R3.8 In response to this comment, the catalyst preparation was modified using K₂CO₃ instead of Na₂CO₃. Despite this change, the catalytic activity of the newly prepared sample remained as low as that of Pd-chitin-Na₂CO₃-500. This result has been described by an additional sentence on the placed at the bottom of p. 5 of the revised ms.

Q3.9 Why is the extrusion temperature set to 200 ℃ (which is slightly higher than the boiling point of ethylene glycol), explain it or list the results while extruding under different temperature.

R3.9 The selected parameters for extrusion were based on the previous experience of some of us in the mechanochemical synthesis of nanomaterials. This has been specified by adding three references (#1, 39, and 40) at the beginning of the “Results and Discussion” section of the revised version of the ms, along with a brief explanatory sentence.
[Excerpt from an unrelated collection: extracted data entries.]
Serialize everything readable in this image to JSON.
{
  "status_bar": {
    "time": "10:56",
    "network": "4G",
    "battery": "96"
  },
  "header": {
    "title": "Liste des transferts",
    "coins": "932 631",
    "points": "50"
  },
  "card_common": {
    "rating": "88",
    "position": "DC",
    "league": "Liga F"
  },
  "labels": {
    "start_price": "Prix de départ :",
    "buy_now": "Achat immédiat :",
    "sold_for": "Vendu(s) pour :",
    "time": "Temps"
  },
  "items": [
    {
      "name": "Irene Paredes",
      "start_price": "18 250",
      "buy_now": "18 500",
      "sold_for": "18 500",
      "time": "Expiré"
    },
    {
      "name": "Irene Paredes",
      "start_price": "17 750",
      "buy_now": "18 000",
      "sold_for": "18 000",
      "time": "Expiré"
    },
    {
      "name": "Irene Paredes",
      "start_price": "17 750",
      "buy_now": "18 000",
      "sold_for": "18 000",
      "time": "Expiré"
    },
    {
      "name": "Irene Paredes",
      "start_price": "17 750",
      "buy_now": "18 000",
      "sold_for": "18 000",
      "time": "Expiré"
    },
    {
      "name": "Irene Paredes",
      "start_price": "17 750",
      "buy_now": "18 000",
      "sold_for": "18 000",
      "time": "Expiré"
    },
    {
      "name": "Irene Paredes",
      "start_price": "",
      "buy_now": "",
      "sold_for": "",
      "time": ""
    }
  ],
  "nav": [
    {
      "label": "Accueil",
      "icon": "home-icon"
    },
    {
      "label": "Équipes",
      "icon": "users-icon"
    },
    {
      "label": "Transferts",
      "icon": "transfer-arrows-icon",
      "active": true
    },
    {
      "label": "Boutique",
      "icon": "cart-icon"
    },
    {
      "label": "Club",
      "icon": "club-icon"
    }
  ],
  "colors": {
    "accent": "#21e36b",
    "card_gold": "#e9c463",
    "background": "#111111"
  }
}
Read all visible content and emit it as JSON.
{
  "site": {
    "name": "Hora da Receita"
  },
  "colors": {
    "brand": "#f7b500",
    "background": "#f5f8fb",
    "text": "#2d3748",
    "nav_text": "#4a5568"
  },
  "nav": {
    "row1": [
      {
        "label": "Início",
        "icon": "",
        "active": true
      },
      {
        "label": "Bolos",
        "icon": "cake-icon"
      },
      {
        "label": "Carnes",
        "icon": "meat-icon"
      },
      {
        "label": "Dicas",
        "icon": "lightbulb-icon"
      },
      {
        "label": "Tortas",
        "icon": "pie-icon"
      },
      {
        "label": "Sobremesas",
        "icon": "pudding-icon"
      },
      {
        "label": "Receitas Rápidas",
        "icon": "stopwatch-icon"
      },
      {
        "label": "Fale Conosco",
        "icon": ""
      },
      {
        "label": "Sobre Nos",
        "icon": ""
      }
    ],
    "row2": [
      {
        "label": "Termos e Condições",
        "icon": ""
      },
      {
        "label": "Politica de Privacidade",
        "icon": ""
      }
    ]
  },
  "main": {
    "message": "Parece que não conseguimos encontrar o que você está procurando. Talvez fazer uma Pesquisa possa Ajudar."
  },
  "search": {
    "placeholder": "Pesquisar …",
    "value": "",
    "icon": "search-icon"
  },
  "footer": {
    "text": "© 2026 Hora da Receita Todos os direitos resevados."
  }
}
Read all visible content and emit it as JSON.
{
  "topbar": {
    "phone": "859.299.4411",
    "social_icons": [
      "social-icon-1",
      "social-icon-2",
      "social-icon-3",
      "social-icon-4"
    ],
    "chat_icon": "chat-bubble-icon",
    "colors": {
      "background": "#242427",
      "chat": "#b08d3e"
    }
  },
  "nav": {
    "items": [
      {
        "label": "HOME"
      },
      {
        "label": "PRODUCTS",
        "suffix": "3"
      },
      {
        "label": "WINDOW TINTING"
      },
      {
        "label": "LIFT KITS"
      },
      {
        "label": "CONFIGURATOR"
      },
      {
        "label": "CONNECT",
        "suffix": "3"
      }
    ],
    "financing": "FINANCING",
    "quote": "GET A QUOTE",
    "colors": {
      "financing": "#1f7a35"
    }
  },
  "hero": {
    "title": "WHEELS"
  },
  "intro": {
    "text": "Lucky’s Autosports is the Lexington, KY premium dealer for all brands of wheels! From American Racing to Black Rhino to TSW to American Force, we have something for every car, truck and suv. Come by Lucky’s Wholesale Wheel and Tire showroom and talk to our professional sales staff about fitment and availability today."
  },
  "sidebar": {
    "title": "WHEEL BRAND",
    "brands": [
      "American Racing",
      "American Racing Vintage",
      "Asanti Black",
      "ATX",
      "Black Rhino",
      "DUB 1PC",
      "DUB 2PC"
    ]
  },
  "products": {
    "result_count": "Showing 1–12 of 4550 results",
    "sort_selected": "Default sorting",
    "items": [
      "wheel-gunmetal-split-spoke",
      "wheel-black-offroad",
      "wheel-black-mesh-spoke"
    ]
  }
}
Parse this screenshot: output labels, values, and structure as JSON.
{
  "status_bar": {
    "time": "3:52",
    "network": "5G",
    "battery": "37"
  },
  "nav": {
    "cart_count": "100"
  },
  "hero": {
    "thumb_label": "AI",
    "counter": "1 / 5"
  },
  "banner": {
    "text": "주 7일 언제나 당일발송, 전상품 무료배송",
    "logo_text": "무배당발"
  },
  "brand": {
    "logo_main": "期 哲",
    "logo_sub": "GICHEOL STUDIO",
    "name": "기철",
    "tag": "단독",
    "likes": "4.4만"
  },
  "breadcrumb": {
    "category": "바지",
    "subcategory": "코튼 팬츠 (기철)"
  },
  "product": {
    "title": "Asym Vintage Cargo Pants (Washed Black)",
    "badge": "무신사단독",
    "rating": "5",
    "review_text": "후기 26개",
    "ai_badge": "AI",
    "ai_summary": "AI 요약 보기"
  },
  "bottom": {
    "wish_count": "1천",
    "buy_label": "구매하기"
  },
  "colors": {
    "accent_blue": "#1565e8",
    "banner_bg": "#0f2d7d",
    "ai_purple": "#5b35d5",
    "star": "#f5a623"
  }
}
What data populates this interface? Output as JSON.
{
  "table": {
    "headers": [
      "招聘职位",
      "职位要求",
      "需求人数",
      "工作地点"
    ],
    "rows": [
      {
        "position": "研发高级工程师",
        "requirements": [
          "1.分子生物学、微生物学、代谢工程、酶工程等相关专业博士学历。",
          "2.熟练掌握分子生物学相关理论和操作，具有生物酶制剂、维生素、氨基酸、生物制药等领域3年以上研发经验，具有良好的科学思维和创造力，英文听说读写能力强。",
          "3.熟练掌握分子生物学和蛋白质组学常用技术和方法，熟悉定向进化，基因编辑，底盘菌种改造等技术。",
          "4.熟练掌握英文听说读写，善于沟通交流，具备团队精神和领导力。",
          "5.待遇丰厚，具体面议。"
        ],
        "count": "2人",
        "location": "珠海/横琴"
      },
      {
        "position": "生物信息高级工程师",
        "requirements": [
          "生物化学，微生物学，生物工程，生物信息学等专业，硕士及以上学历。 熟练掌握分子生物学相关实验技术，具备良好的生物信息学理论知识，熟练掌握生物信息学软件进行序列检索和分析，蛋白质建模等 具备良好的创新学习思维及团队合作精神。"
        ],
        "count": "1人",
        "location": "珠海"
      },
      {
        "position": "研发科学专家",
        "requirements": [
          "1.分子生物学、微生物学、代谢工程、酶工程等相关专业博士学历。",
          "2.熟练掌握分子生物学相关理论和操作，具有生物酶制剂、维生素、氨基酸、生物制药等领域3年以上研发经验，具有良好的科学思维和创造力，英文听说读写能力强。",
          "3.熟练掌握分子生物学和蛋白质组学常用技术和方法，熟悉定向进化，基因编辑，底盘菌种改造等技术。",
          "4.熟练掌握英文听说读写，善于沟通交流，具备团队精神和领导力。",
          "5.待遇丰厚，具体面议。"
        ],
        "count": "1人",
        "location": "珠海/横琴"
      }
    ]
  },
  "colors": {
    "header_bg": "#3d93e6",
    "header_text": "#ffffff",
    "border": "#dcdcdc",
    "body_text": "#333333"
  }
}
Also, experimental conditions for the use of ethylene glycol as a reducing agent were chosen according to a selected reference (ref. #35 in the revised ms): the extruding temperature was set to 200 °C to promote an efficient Pd reduction. Once again, a systematic study on the effect of the extruding temperature was well beyond the scope of the present communication. Hope these considerations may help the Referee understand the point.   

Round 2

Reviewer 1 Report

Accept in present form. 

Moderate editing of English language required.

Author Response

I thank the Referee for his/her supportive comment

Reviewer 2 Report

The manuscript has been much improved and can now be accepted in a revised form.

Author Response

I thank the Referee for his/her supportive comment

Reviewer 3 Report

The manuscript has been revised substantially according to the referee’ comments, and it was more suitable for publishing at this time. However, there are still some small issues that need to be addressed.

1. A detailed expression should be given to explain why additional base (K2CO3) was necessary for the cross-coupling reaction.

2. The recycle times of the supported cat. should be point out. 

Author Response

REVIEWER’S REPORTS #2

General. A point-by-point response to the Reviewer #3 comments is listed below. Accordingly, all changes made in the revised version were highlighted in light-blue.

Reviewer #3

Comments to Authors

The manuscript has been revised substantially according to the referee’ comments, and it was more suitable for publishing at this time. However, there are still some small issues that need to be addressed.

Authors thanks this Reviewer for his/her positive and supportive comment.

Q3.1 A detailed expression should be given to explain why additional base (K2CO3) was necessary for the cross-coupling reaction.

R3.1 An additional sentence was placed on p. 6 to provide insights about the role of the base (K₂CO₃ in this work) for the Suzuki-Miyaura cross-coupling reaction.

Q3.2 The recycle times of the supported cat. should be point out. 

R3.2 An additional sentence was placed on p. 6 to confirm that the catalyst recycle was run under the same conditions (entry 5 in Table 2) used for the fresh catalyst.